# Design Doc: Prefetching Parameter From Parameter Server
## Abstract
We propose an approach to prefetch parameter from Parameter
Server while distributed training so that Fluid would training
a model including the large parameter which could not be stored in one
trainer's memory.
## Background
For an embedding layer, the trainable parameter may be very large and could
not be stored in one trainer's memory. In Fluid distributed training,
[Distributed Transpiler](./parameter_server.md#distributed-transpiler) would split every parameter into a number of small
parameters and stored in Parameter Server, so we could prefetch the parameter
from the specified Parameter Server according to the input `Ids`.
## Design
This is a feature of Fluid distributed training, maybe you want
to know [Distributed Architecture](./distributed_architecture.md) and
[Parameter Server](./parameter_server.md) before reading the following content.
### Partationed Parameter
- **Distributed Transpiler** would split the large parameter
(weight) into some partitioned parameters (weight_0, weight_1, weight_2) as the
figure above.
- We could use `round-robin` to distribute the partitioned parameter.
### Prefetching Parameter
- `prefetch_rpc` operator would prefetch the parameter from different Parameter
Server according with the input `Ids`, we use [SelectedRows](../../../design/selected_rows.md)

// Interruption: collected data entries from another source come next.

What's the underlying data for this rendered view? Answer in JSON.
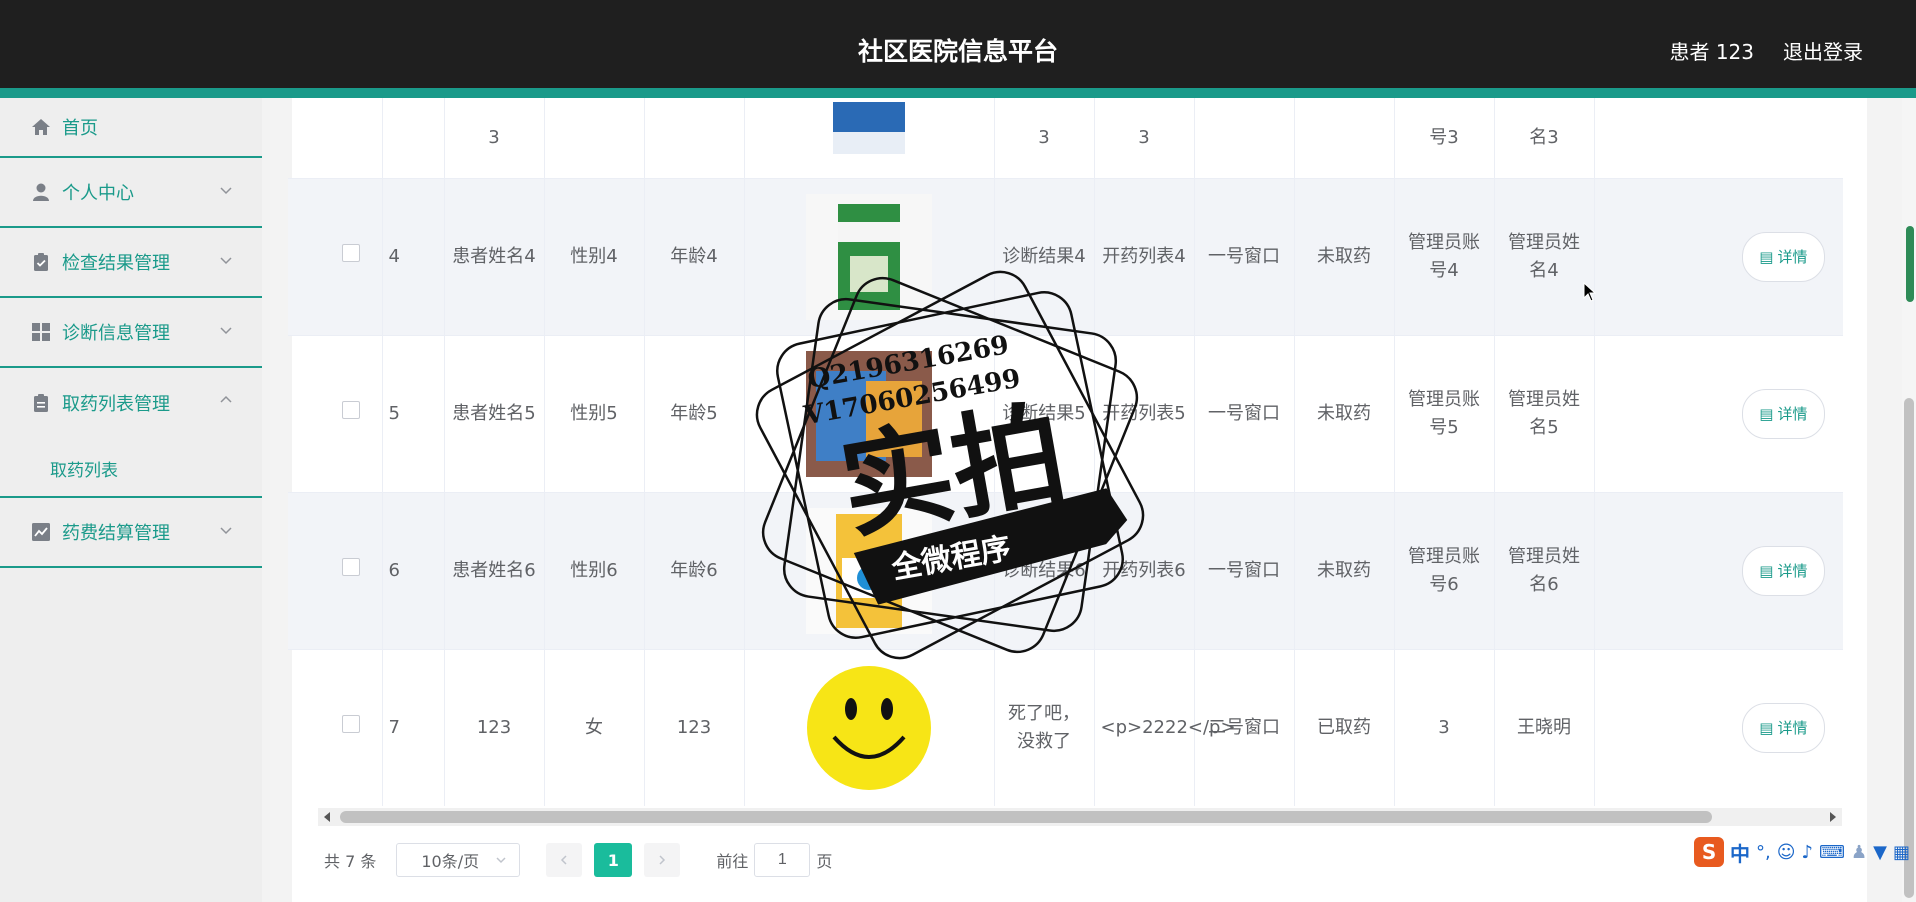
{
  "header": {
    "title": "社区医院信息平台",
    "user": "患者 123",
    "logout": "退出登录"
  },
  "sidebar": {
    "items": [
      {
        "label": "首页",
        "icon": "home-icon"
      },
      {
        "label": "个人中心",
        "icon": "person-icon"
      },
      {
        "label": "检查结果管理",
        "icon": "clipboard-check-icon"
      },
      {
        "label": "诊断信息管理",
        "icon": "grid-icon"
      },
      {
        "label": "取药列表管理",
        "icon": "clipboard-icon"
      },
      {
        "label": "药费结算管理",
        "icon": "chart-icon"
      }
    ],
    "submenu": {
      "label": "取药列表"
    }
  },
  "table": {
    "detail_label": "详情",
    "top_row": {
      "c3": "3",
      "c7": "3",
      "c8": "3",
      "c11": "号3",
      "c12": "名3"
    },
    "rows": [
      {
        "id": "4",
        "name": "患者姓名4",
        "gender": "性别4",
        "age": "年龄4",
        "diag": "诊断结果4",
        "rx": "开药列表4",
        "window": "一号窗口",
        "status": "未取药",
        "acct": "管理员账号4",
        "admin": "管理员姓名4"
      },
      {
        "id": "5",
        "name": "患者姓名5",
        "gender": "性别5",
        "age": "年龄5",
        "diag": "诊断结果5",
        "rx": "开药列表5",
        "window": "一号窗口",
        "status": "未取药",
        "acct": "管理员账号5",
        "admin": "管理员姓名5"
      },
      {
        "id": "6",
        "name": "患者姓名6",
        "gender": "性别6",
        "age": "年龄6",
        "diag": "诊断结果6",
        "rx": "开药列表6",
        "window": "一号窗口",
        "status": "未取药",
        "acct": "管理员账号6",
        "admin": "管理员姓名6"
      },
      {
        "id": "7",
        "name": "123",
        "gender": "女",
        "age": "123",
        "diag": "死了吧，没救了",
        "rx": "<p>2222</p>",
        "window": "二号窗口",
        "status": "已取药",
        "acct": "3",
        "admin": "王晓明"
      }
    ]
  },
  "pager": {
    "total": "共 7 条",
    "size": "10条/页",
    "page": "1",
    "goto": "前往",
    "goto_value": "1",
    "page_unit": "页"
  },
  "watermark": {
    "line1": "Q2196316269",
    "line2": "V17060256499",
    "big": "实拍",
    "ribbon": "全微程序"
  },
  "ime": {
    "label": "中"
  }
}
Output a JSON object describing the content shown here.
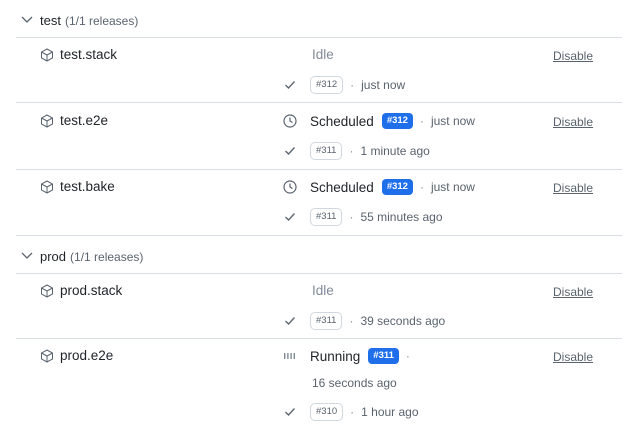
{
  "groups": [
    {
      "name": "test",
      "count": "(1/1 releases)",
      "stages": [
        {
          "name": "test.stack",
          "state": "Idle",
          "previous": {
            "badge": "#312",
            "time": "just now"
          },
          "action": "Disable"
        },
        {
          "name": "test.e2e",
          "state": "Scheduled",
          "current": {
            "badge": "#312",
            "time": "just now"
          },
          "previous": {
            "badge": "#311",
            "time": "1 minute ago"
          },
          "action": "Disable"
        },
        {
          "name": "test.bake",
          "state": "Scheduled",
          "current": {
            "badge": "#312",
            "time": "just now"
          },
          "previous": {
            "badge": "#311",
            "time": "55 minutes ago"
          },
          "action": "Disable"
        }
      ]
    },
    {
      "name": "prod",
      "count": "(1/1 releases)",
      "stages": [
        {
          "name": "prod.stack",
          "state": "Idle",
          "previous": {
            "badge": "#311",
            "time": "39 seconds ago"
          },
          "action": "Disable"
        },
        {
          "name": "prod.e2e",
          "state": "Running",
          "current": {
            "badge": "#311",
            "time": "16 seconds ago"
          },
          "previous": {
            "badge": "#310",
            "time": "1 hour ago"
          },
          "action": "Disable"
        }
      ]
    }
  ],
  "separator": "·",
  "icons": {
    "group_toggle": "chevron-down-icon",
    "stage": "package-icon",
    "done": "check-icon",
    "scheduled": "clock-icon",
    "running": "running-bars-icon"
  },
  "colors": {
    "accent": "#1f6feb",
    "text": "#1f2328",
    "muted": "#59636e",
    "border": "#d8dee4"
  }
}
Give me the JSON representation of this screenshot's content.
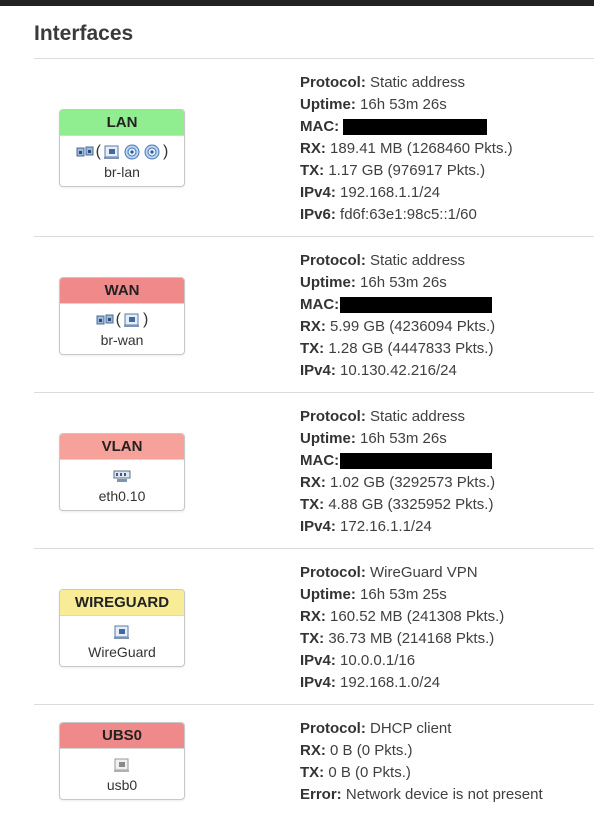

as the received variable type.
- `merge_selected_rows` operator would merge the received parameters into one
`SelectedRows` variable.
## TODO
- `prefetch_rpc` operator to send rows index and receive SelectedRows variables.
- `lookup_table` need to support `SelectedRows` variable type as input `Weight`.
- Async Update, To avoid slow-node, Async update is important for distributed training,
we need a design doc and implement it in future.